Burocrazia: alle Pmi costa 11,5 mld di €
E il brutto è che ad avere la peggio sono proprio le micro imprese. A cominciare dal costo medio annuo per ciascun addetto. Per le realtà produttive minori, quelle con un numero di dipendenti che va da 3 a 9, la somma arriva infatti a 1.587 euro contro una media nazionale 1.226 euro. Scende, invece, a 1.445 euro per le imprese che arrivano sino a 19 dipendenti, a 1.035 per quelle che contano fino a 49 addetti e a 720 euro per quelle che ne contano fino a 499. La classifica del peso della burocrazia, poi, non avvantaggia le piccolissime imprese neppure quando si parla di numero di adempimenti medi eseguiti per ciascun addetto in un anno. Si va così dagli 8, 4 delle aziende che contano fino a cinque dipendenti - rispetto ad una media di tutte le imprese fino a 500 addetti pari a 5, 5 - ai 7, 3 di quelle che danno lavoro da 6 fino a 9 dipendenti.

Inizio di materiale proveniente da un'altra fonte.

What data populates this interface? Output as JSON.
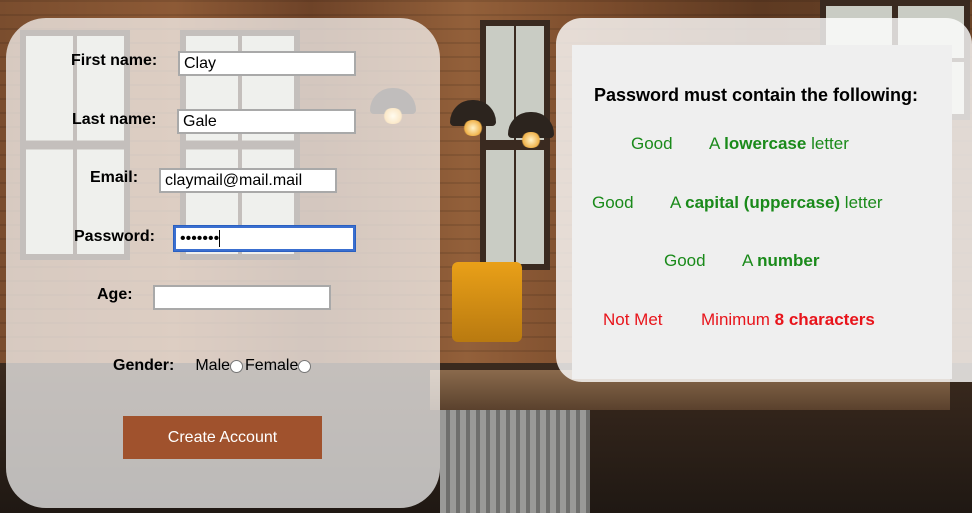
{
  "form": {
    "first_name_label": "First name:",
    "first_name_value": "Clay",
    "last_name_label": "Last name:",
    "last_name_value": "Gale",
    "email_label": "Email:",
    "email_value": "claymail@mail.mail",
    "password_label": "Password:",
    "password_value": "•••••••",
    "age_label": "Age:",
    "age_value": "",
    "gender_label": "Gender:",
    "gender_male": "Male",
    "gender_female": "Female",
    "create_button": "Create Account"
  },
  "requirements": {
    "title": "Password must contain the following:",
    "items": [
      {
        "status": "Good",
        "prefix": "A ",
        "bold": "lowercase",
        "suffix": " letter",
        "met": true
      },
      {
        "status": "Good",
        "prefix": "A ",
        "bold": "capital (uppercase)",
        "suffix": " letter",
        "met": true
      },
      {
        "status": "Good",
        "prefix": "A ",
        "bold": "number",
        "suffix": "",
        "met": true
      },
      {
        "status": "Not Met",
        "prefix": "Minimum ",
        "bold": "8 characters",
        "suffix": "",
        "met": false
      }
    ],
    "colors": {
      "good": "#1a8a1a",
      "not_met": "#e8141b"
    }
  },
  "colors": {
    "button": "#a0522d",
    "focus": "#3a6fd0"
  }
}
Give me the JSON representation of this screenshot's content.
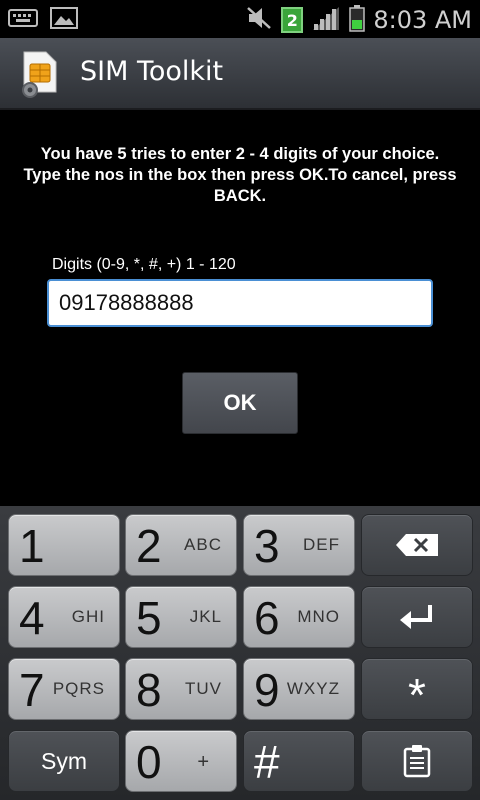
{
  "status_bar": {
    "time": "8:03 AM",
    "sim_number": "2"
  },
  "title_bar": {
    "title": "SIM Toolkit"
  },
  "prompt": {
    "message": "You have 5 tries to enter 2 - 4 digits of your choice. Type the nos in the box then press OK.To cancel, press BACK.",
    "input_label": "Digits (0-9, *, #, +) 1 - 120",
    "input_value": "09178888888",
    "ok_label": "OK"
  },
  "keyboard": {
    "keys": [
      {
        "main": "1",
        "sub": ""
      },
      {
        "main": "2",
        "sub": "ABC"
      },
      {
        "main": "3",
        "sub": "DEF"
      },
      {
        "main": "4",
        "sub": "GHI"
      },
      {
        "main": "5",
        "sub": "JKL"
      },
      {
        "main": "6",
        "sub": "MNO"
      },
      {
        "main": "7",
        "sub": "PQRS"
      },
      {
        "main": "8",
        "sub": "TUV"
      },
      {
        "main": "9",
        "sub": "WXYZ"
      },
      {
        "main": "0",
        "sub": "+"
      },
      {
        "main": "#",
        "sub": ""
      }
    ],
    "sym_label": "Sym",
    "star_label": "*",
    "icons": {
      "backspace": "backspace-icon",
      "enter": "enter-icon",
      "clipboard": "clipboard-icon"
    }
  }
}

E ancora, dai 6, 4 adempimenti per addetto nelle imprese con un numero di dipendenti che va da 10 a 19, ai 3, 5 adempimenti delle aziende che arrivano a 49 addetti; per finire con i 2, 7 adempimenti per ciascun addetto che devono sbrigare le aziende che contano da 50 a 499 dipendenti. Ma l’Ufficio Studi della Cgia di Mestre non si ferma al dispendio di soldi e di energie. E misura anche il tempo. Così, pure il numero delle giornate dedicate agli adempimenti burocratici, diventa un parametro rilevante nel focalizzare la condizione sfavorevole delle piccole imprese. Si investono, quindi, in media cinque giornate e mezzo per ciascun addetto nelle realtà produttive con un numero di dipendenti che va da tre a cinque. Si scende a 5, 2 giornate per le aziende da 6 a 9 addetti, a 4, 8 giornate per le imprese da 10 a 19 dipendenti, a 3, 7 in quelle che contano da 20 a 49 occupati e a 3, 1 giornate per le aziende che danno lavoro da 50 a 499 persone. “L’inefficienza della pubblica amministrazione, l’applicazione spesso cervellotica di leggi, circolari e regolamenti vari – commenta il segretario della CGIA Giuseppe Bortolussi – purtroppo si abbatte in maniera più decisa sulle micro imprese che sulle grandi. Quest’ultime sono chiaramente più strutturate organizzativamente e possono sfruttare meglio le economie di scala. Ma fortunatamente c’è una grossa novità. Il Governo, dopo aver deciso di modificare gli studi di settore, ha trasmesso una grossa iniezione di fiducia al mondo delle partite iva. Un segnale che va nella direzione auspicata. Ovvero, quella di un rapporto più equo tra fisco e contribuente”.